In years prior, cotton was a covered commodity and eligible for support payments, but currently, cotton producers must also purchase one of the shallow-loss insurance policies to be eligible for basic Government support. An ERS report explains the mechanics of the two shallow-loss programs and provides estimates of how these programs could reduce the revenue risk of cotton producers. The report analyzes how different realized yields, harvest prices, subsidy levels, and program guarantees affected the outcomes of shallow-loss programs under expected yields and projected prices for 2014. Findings show that at the county level higher revenue risk is closely associated with lower expected revenues. Consequently, high-revenue risk counties should receive relatively lower payments from the new shallow-loss programs. ERS economists briefed senior government officials on the report’s findings.

flooded orchardNew Noninsured Crop Disaster Assistance Program (NAP) policy can mitigate risk more than the basic coverage.

Before 2014, producers could only purchase catastrophic coverage under the Noninsured Crop Disaster Assistance Program (NAP). Now, producers can pay a premium to purchase coverage for up to 65 percent of the approved yield at 100 percent of average market price. ERS research examined the effects of this change on producer income and revenue risk, as well as the makeup of NAP enrollment. Findings indicated that the new NAP policy could mitigate yield risk more than the NAP basic coverage under the previous program.

The U.S. organic sector continues to expand rapidly, with U.S. organic farm sales topping $7.5 billion in 2016—more than double 2011 sales—and tracked U.S. organic imports and exports at record highs.

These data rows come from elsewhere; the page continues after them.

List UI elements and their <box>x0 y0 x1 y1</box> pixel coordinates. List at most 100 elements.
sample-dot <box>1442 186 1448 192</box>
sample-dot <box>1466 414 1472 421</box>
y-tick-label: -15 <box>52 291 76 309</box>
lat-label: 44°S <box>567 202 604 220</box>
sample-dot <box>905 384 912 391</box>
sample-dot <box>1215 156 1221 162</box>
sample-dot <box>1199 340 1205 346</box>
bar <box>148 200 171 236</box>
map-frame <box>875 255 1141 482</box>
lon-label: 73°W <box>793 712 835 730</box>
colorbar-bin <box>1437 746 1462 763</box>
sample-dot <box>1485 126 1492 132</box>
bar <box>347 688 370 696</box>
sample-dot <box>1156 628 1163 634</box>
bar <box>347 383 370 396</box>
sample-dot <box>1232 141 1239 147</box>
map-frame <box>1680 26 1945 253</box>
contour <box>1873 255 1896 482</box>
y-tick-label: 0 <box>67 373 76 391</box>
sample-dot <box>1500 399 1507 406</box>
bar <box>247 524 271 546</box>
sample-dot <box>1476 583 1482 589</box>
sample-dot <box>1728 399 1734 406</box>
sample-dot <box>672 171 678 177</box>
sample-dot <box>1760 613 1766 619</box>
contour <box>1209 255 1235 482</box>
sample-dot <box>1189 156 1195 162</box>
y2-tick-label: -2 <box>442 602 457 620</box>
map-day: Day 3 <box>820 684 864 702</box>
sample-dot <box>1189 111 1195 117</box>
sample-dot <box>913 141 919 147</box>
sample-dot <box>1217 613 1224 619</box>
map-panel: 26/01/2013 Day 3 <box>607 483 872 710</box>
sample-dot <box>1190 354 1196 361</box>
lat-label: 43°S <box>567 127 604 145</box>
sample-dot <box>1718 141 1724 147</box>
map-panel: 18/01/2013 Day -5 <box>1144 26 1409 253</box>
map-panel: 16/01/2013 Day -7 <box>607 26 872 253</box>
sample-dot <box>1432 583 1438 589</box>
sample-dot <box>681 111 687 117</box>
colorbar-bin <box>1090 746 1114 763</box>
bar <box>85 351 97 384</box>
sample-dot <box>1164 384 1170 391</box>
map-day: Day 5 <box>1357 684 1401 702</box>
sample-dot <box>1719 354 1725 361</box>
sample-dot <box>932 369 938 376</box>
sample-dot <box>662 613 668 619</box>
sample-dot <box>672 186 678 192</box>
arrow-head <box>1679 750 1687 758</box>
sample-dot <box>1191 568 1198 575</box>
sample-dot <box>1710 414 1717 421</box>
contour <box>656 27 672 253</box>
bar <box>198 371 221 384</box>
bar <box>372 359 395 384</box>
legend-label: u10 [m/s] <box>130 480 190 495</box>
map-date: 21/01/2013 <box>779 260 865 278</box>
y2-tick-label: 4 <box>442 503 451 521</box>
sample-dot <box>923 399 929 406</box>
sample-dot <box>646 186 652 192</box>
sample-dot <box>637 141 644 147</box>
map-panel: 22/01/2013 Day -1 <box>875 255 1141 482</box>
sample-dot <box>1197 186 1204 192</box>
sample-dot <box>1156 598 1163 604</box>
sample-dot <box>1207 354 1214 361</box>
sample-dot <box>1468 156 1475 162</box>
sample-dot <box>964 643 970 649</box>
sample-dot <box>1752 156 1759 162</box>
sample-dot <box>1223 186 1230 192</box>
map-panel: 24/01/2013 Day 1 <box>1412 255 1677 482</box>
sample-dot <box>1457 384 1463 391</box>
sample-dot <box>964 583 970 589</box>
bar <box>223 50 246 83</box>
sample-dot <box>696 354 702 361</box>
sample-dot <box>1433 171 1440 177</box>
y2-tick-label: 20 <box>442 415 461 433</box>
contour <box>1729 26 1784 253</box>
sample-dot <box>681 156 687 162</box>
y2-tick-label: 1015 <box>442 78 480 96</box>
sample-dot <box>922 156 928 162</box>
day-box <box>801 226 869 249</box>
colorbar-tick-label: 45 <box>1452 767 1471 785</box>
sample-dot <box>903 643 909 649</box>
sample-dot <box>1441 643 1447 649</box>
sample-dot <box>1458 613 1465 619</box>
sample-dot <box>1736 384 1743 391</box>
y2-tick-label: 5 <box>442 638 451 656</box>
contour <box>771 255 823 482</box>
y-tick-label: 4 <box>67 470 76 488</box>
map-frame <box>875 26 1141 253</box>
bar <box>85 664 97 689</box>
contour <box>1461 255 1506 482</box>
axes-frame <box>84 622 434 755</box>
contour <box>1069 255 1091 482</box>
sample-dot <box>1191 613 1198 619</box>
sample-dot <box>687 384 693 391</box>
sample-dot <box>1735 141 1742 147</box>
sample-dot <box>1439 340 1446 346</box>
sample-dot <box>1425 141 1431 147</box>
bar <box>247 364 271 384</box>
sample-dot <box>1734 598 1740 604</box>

ERS published research and analysis that examined trends in the U.S. organic sector, including production and marketing characteristics. A wide segment of U.S. consumers now include organic food in their diets, and analysis shows that the organic market share has increased for major retail food categories in recent years. For example, top organic fruits and vegetables increased from a 3-4 percent market share in 2009 to a 6 percent market share in 2014, and the organic milk share increased from 11 percent to 14 percent. Although the organic sector still shows substantial regional and commodity concentration, all 50 States now have some organic production and processing. In addition, ERS added a subsample targeting organic dairy operations to the USDA Agricultural Resources Management Survey that farmers received in 2017 to examine structural and other changes that have taken place in the U.S. organic dairy sector over the last decade. ERS researchers responded to numerous media requests for interviews and information on U.S. organic sector trends, including requests from The Wall Street Journal, NPR and others.